22 tys. 832 polskich wyborców mieszkających lub przebywających za granicą zamierza zagłosować korespondencyjnie w wyborach parlamentarnych. W sumie, według danych PKW z piątku, chęć oddania głosu za granicą zgłosiło już 73 tys. 487 osób. Utworzono dla nich 263 obwody głosowania.

Dopisywać się do spisu wyborców we właściwym konsulacie można do czwartku 6 października. Osoby pragnące się dopisać do spisu nie muszą składać wizyty w konsulacie. Mogą zawiadomić urząd telefonicznie, pisemnie, faksem lub za pośrednictwem poczty elektronicznej.

Wykaz obwodów za granicą jest dostępny we wszystkich polskich placówkach konsularnych, delegaturach oraz na stronie internetowej MSZ.

Nie można już natomiast składać wniosków o głosowanie korespondencyjne.

Głosowanie korespondencyjne miało zwiększyć frekwencję wyborczą i ułatwić oddanie głosu osobom pracującym za granicą. Dotychczas polskie prawo nie przewidywało takiej możliwości, wprowadził ją dopiero nowy Kodeks wyborczy.

W ocenie szefa PKW Stefana Jaworskiego, liczba osób, które zgłosiły chęć przesłania swojego głosu listownie jest "rzeczywiście niewielka", w porównaniu z liczbą Polaków mieszkających za granicą.

Zgodnie z Kodeksem wyborczym, głosowanie za granicą (a także na polskich statkach morskich) odbywa się między godziną 7.00 a 21.00 czasu miejscowego. Jeżeli głosowanie miałoby być zakończone w dniu następnym po dniu głosowania w kraju, przeprowadza się je dzień wcześniej.

Do konsulatów najbardziej obłożonych pracą w czasie wyborów MSZ skierowało kilkanaście dodatkowych osób.
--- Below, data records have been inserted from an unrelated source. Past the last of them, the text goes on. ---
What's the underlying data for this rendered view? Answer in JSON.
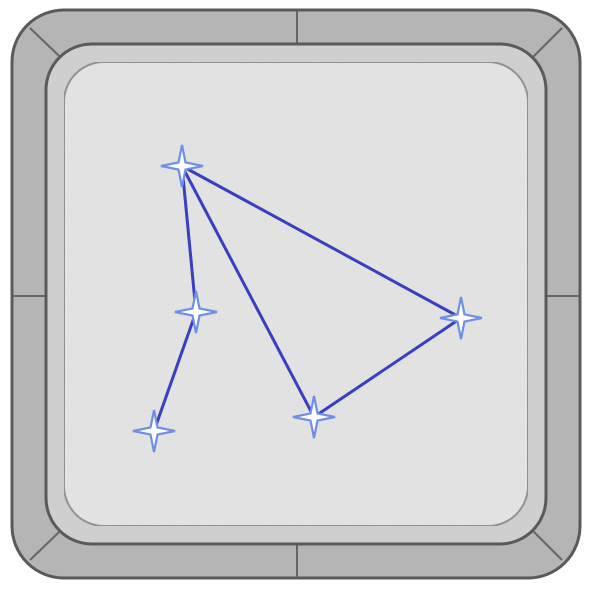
{
  "board": {
    "frame_color": "#b5b5b5",
    "frame_stroke": "#5a5a5a",
    "inner_frame_color": "#cfcfcf",
    "surface_color": "#e6e6e6"
  },
  "puzzle": {
    "line_color": "#3a3fbf",
    "star_fill": "#ffffff",
    "star_stroke": "#6f8fe6",
    "stars": [
      {
        "id": "star-top",
        "icon": "four-point-star-icon"
      },
      {
        "id": "star-middle-left",
        "icon": "four-point-star-icon"
      },
      {
        "id": "star-bottom-left",
        "icon": "four-point-star-icon"
      },
      {
        "id": "star-bottom-center",
        "icon": "four-point-star-icon"
      },
      {
        "id": "star-right",
        "icon": "four-point-star-icon"
      }
    ],
    "connections": [
      [
        "star-top",
        "star-middle-left"
      ],
      [
        "star-middle-left",
        "star-bottom-left"
      ],
      [
        "star-top",
        "star-bottom-center"
      ],
      [
        "star-bottom-center",
        "star-right"
      ],
      [
        "star-top",
        "star-right"
      ]
    ]
  }
}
Aby uniknąć kolejek, kilkanaście placówek zatrudniło też dodatkowy personel na miejscu.

Wszystkie osoby za granicą będą głosować na kandydatów na posłów startujących w Warszawie i na kandydata na senatora kandydującego w warszawskim okręgu obejmującym dzielnice: Śródmieście, Białołękę, Bielany i Żoliborz.

Z okręgu tego do Sejmu wejdzie 20 posłów. Głosujący za granicą mają do wyboru 261 kandydatów z 7 list.

To w tym okręgu startują liderzy swoich ugrupowań: Jarosław Kaczyński - PiS, Janusz Palikot - Ruch Palikota, Donald Tusk - PO. "Jedynką" na warszawskiej liście jest też Anna Janiszewska - Polska Partia Pracy, Ryszard Kalisz - SLD, Władysław Kozakiewicz - PSL, Paweł Poncyljusz - PJN.

Głosując do Senatu za granicą, można wybrać spośród czterech osób. Są to: reżyserka Barbara Borys-Damięcka (KW PO), muzyk Włodzimierz Izban (KW PSL), prawnik Jerzy Wojciech Krzekotowski (KWW Jerzego Krzekotowskiego) i aktorka Katarzyna Janina Łaniewska-Błaszczak (KW PiS). Do Senatu dostanie się tylko jedna z tych osób.

W poprzednich wyborach parlamentarnych w roku 2007 za granicą stworzono 205 obwodów do głosowania. Z danych PKW wynika, że w sumie za granicą (w tym także na polskich statkach) w wyborach do Sejmu w 2007 r. oddano 151 tys. 334 głosy.